Édouard Martin, jusqu'ici syndicaliste emblématique de la lutte menée par les salariés d’ArcelorMittal, sera tête de liste socialiste aux élections européennes. Un tournant dans sa carrière qui dérange à droite et parmi certains de ses ex-collègues.

Son aisance médiatique, sa posture de meneur et ses prises de position ferme ont toujours laissé entrevoir un possible engagement en politique d’Édouard Martin. C’est chose faite depuis mercredi 18 décembre, jour où le leader des salariés révoltés de Florange a rendu sa carte de syndicaliste pour rejoindre le Parti socialiste. Le 25 mai prochain, cette "grande gueule" de 50 ans conduira la liste socialiste aux élections européennes dans la circonscription du Grand-Est.

Un tournant dans la carrière de ce sidérurgiste passionné, originaire d’Espagne. "Je m’engage dans une nouvelle mission, mais je n’ai pas programmé de faire une carrière politique […] J'ai simplement envie de continuer le combat que nous menons depuis maintenant plusieurs années sur le maintien de l'industrie en France et en Europe, et j'ai envie de le poursuivre à un autre niveau, au niveau européen", a-t-il expliqué mardi soir sur France 2.

À la tête de la CFDT depuis 2009, il a mené, durant l’automne 2012, une lutte acharnée contre ce qu’il qualifiait d’"économie cannibale" - dans l’épineux dossier de la fermeture des hauts-fourneaux de Florange. Au cours de ces années de lutte, il a largement exposé son image de syndicaliste dans les médias, jusqu’à être mis en contact avec le président de l’époque, Nicolas Sarkozy, pour des échanges musclés. Ses propos sont restés tout aussi virulents après l’élection de François Hollande, ce que n’a pas manqué de lui rappeler la droite après avoir appris son ralliement au camp socialiste.

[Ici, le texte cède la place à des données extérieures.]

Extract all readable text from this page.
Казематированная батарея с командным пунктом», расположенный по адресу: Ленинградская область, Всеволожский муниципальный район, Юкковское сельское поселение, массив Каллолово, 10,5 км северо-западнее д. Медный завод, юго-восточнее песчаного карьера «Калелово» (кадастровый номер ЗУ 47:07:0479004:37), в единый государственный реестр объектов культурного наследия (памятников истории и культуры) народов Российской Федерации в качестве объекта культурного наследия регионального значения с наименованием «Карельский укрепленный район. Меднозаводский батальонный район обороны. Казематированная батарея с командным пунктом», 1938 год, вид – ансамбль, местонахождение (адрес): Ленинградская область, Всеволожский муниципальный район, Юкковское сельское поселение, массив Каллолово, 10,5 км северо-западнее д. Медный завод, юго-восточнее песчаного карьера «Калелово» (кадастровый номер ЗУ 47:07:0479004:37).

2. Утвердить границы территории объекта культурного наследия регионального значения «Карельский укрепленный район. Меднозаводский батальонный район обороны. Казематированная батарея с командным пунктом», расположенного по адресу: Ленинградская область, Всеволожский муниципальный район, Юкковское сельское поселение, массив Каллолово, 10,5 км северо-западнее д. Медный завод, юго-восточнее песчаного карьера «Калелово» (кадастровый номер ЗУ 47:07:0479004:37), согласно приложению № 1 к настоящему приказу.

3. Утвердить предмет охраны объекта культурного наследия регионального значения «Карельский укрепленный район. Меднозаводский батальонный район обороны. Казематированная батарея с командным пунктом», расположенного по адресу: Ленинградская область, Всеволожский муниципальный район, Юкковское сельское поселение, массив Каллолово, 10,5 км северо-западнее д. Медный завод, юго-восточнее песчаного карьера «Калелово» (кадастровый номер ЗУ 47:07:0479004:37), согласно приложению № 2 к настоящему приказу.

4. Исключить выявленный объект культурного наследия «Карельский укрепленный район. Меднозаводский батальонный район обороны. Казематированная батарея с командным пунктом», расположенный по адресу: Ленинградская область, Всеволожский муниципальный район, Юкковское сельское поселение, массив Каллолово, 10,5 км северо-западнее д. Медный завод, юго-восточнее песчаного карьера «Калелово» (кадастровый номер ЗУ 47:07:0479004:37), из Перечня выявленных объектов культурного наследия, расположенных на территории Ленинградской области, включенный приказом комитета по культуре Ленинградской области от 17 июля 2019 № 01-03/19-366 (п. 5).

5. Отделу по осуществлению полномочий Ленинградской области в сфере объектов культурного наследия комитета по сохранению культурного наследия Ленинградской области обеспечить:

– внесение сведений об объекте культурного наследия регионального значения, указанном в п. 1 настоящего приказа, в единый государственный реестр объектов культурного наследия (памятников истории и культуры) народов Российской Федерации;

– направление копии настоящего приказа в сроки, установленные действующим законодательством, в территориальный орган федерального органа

Désormais, il y aura Marine Le Pen, Jean-Luc Mélenchon et Édouard Martin

"On va beaucoup parler de lui", prédit Eddy Fougier, chercheur associé à l'Institut des relations internationales et stratégiques (Iris), cité par l’AFP. "Il n'y aura pas que Marine Le Pen, que (Jean-Luc) Mélenchon qui seront au cœur du débat. Il y aura aussi Édouard Martin."

Tweet de Delphine Batho,ministre de l'Écologie, du Développement durable et de l'Énergie

Décision courageuse de #EdouardMartin. La gauche a besoin de sa pugnacité. L'Europe a besoin d'entendre la voix des ouvriers.

— Delphine Batho (@delphinebatho) 17 Décembre 2013

À la sortie des usines d'ArcelorMittal à Florange, certains se félicitent de cette bouffée d’air frais dans le paysage politique français. "C'est un battant, il aura la même rage" en politique que quand il était le leader local de la CFDT, estime Nicolas Dauphin, un intérimaire de 28 ans.

Ses origines syndicales, qui tranchent avec les parcours élitistes des hommes politiques traditionnels, représentent un atout, selon l’expert Eddy Fougier : "[Le PS fait] appel à quelqu'un de la société civile" à un moment où "les politiques ne sont plus nécessairement vus comme crédibles".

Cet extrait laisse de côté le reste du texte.